I was 14-years-old and I had just seen the song (and lead off track) “Smells Like Teen Spirit” on MuchMusic. My jaw had hit the floor. Not only did the song kick me in the junk, but the video was chaotic and it was a scene I wanted to be a part of. I was into metal at that age, but nothing had hit me as hard making me think that that was “MY” music. Seeing how I didn't have a license, I persuaded my mom to take a trip to the mall to pick some stuff up and then used what little money I had at that time to buy this disc. I was just blown away and so were most of my friends that I played it for.

There's so much more to this album than “Smells Like Teen Spirit,” every song on here is a classic and deserves its own light. “In Bloom's” scratchy and yelled chorus is enough to have anyone try to sing like Kurt and the same goes for the amazingly written “Lithium.” “Breed,” “Drain You,” “Territorial Pissings,” “Stay Away” and the rest all follow in the same plan: make it simple, make it catchy and make it rock.

“Come As You Are” showed a mellower side of the band without losing their heavier, rock edge and catchy songwriting ability. “Something in the Way” takes that mellower side and cranks it as the album ends, but also adds a creepy atmosphere thanks to the slightly out of tune guitars and cello being played overtop of the track. It's almost like the soundtrack to a funeral.

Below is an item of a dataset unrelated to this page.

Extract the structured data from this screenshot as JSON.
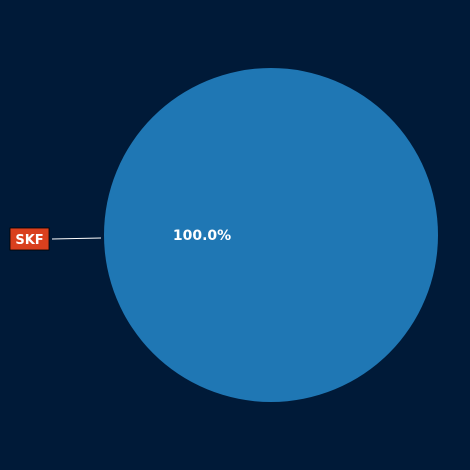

Yes, the songs could be written off as simple, the vocals are absurd and the band wasn't as polished live as they are on here, but that doesn't take away that this was a milestone record, not only for the dozens of bands that imitated them or the record companies looking to make money from this explosion of “grunge” music, but it was a milestone and the soundtrack to a generation. My generation. Nothing but pleasant memories come into my head when I spin this disc and I still play it regularly as if it came out this year. If you don't have it, shame on you.